Edoardo Defendi

Personal information
- Date of birth: 24 August 1991 (age 33)
- Place of birth: Trescore Balneario, Italy
- Height: 1.82 m (6 ft 0 in)
- Position(s): Forward

Team information
- Current team: Termoli

Youth career
- Brescia

Senior career*
- Years: Team / Apps / (Gls)
- 2011–2014: Brescia / 0 / (0)
- 2011–2012: → FeralpiSalò (loan) / 33 / (5)
- 2012–2013: → San Marino (loan) / 20 / (1)
- 2013–2014: → Como (loan) / 23 / (8)
- 2014–2015: Como / 32 / (7)
- 2015–2016: Brescia / 0 / (0)
- 2015–2016: → Arezzo (loan) / 23 / (4)
- 2016–2017: Melfi / 13 / (2)
- 2017: Santarcangelo / 10 / (1)
- 2017–2018: Lumezzane / 24 / (10)
- 2018–2019: Cuneo / 24 / (9)
- 2019–2020: Pro Patria / 14 / (2)
- 2020–2021: Arzachena / 23 / (4)
- 2021–2022: Recanatese / 29 / (7)
- 2022–: Termoli / 0 / (0)

= Edoardo Defendi =

Italian footballer (born 1991)

Edoardo Defendi (born 24 August 1991) is an Italian footballer. He plays for Serie D club Termoli.

==Biography==
===Brescia===
Born in Trescore Balneario, Lombardy, Defendi started his career at Lombard side Brescia. Defendi spent 3 seasons on loan to various Lega Pro clubs from 2011 to 2014.

===Como===
On 18 June 2014 Como bought 50% registration rights from Brescia. Defendi scored 7 goals in the first edition of Lega Pro Unica Divisione plus 1 goal in semi-final match against Matera .

===Return to Brescia===
In June 2015 both club failed to form a deal for the price of the player, which Brescia bought back the 50% registration rights by submitting a higher bid to Lega Serie B, the mediator.

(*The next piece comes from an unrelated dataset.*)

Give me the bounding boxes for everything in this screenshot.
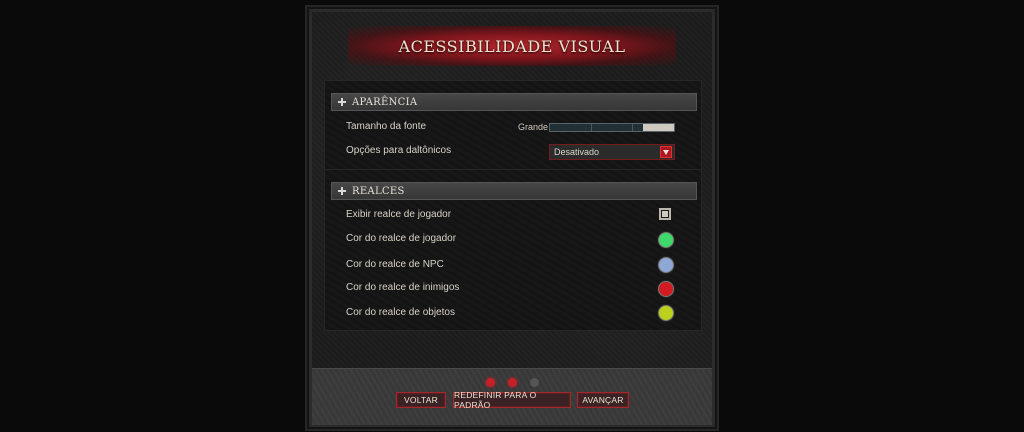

Defendi wore no.21 shirt for Brescia in 2015–16 Serie B. However, on 26 August Defendi was signed by Arezzo in a temporary deal.

=== Melfi and Santarcangelo ===
In 2016–17 season he played for Melfi in the first half; in January 2017 he moved to Santarcangelo.

===Pro Patria===
On 10 July 2019, he signed with Pro Patria.